EUV (Extreme Ultraviolet) lithography is one of the most promising techniques for imaging 5-nm node and beyond wafer features. Mask defects that matter are the ones that print during exposure at 13.5 nm wavelength. To support EUV development and production schedules, mask defectivity must be reduced to be at or near the optical defect levels. This task is complicated by the fact that actinic EUV mask inspectors are not currently available. In the absence of an actinic EUV inspection tool, all available methods for detecting and characterizing defects must be deployed.
Based on extensive deployment and experience in the industry with optical masks, and on its record for reasonable throughput, 19x nm wavelength inspection is one of the strongest candidates available today, for the initial EUV mask inspection approach. However, there are several key challenges with 19x nm optical inspection of EUV masks. One such challenge is defect sensitivity. Another challenge is that EUV mask pattern image contrast changes as a function of pattern size and pitch. This is often referred to as “Tone Reversal”, and it is a phenomenon that occurs for specific features. It is essential to understand the impact of tone reversal on defect sensitivity and overall inspectability, specifically for image sizes and pitches at the point of tone reversal, and for those immediately on either side of the tone reversal.
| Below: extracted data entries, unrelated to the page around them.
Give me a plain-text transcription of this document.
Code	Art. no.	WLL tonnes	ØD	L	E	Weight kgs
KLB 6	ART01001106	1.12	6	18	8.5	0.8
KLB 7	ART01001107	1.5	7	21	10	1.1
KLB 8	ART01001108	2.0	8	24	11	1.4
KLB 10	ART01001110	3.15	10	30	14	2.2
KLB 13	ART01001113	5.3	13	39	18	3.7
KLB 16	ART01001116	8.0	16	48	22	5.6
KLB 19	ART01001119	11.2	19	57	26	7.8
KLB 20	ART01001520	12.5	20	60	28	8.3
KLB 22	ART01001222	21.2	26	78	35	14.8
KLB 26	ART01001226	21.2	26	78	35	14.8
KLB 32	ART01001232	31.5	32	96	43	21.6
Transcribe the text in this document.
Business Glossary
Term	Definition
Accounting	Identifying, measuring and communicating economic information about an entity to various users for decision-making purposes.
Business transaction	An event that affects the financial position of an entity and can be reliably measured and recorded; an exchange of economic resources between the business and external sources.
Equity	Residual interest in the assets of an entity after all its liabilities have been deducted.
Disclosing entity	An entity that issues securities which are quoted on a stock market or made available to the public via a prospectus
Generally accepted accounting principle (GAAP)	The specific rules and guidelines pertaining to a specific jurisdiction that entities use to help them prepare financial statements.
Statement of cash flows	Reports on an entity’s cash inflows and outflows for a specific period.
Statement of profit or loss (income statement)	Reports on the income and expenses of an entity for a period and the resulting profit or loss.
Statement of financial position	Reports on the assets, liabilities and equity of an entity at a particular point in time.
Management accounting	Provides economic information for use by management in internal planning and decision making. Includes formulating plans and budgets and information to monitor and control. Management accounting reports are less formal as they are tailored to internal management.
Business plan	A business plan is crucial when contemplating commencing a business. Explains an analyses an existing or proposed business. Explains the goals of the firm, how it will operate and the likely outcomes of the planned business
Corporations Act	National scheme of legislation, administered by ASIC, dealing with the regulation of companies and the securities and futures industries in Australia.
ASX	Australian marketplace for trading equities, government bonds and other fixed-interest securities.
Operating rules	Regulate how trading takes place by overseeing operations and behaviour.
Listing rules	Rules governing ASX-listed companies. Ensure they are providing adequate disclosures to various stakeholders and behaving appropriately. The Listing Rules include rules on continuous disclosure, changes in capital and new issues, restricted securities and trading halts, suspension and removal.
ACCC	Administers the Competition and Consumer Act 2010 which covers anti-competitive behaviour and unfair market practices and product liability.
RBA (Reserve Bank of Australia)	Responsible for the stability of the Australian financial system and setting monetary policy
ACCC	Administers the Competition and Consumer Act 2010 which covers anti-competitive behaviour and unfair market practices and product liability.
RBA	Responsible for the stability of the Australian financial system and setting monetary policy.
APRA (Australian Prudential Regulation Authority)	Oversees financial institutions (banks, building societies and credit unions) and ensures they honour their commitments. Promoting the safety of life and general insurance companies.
In this study, the relationship between base pattern contrast and absorber defect sensitivity will be discussed through the analysis of programmed defect macros (PDMs). We will also discuss whether we can influence the point at which tone reversal occurs and furthermore, whether that reversal point can be tailored to specific patterns sizes or pitches. We will demonstrate how inspection parameter optimization can be done to tailor 19x inspection to specific layer and specific groundrules to maximize both sensitivity and inspectability.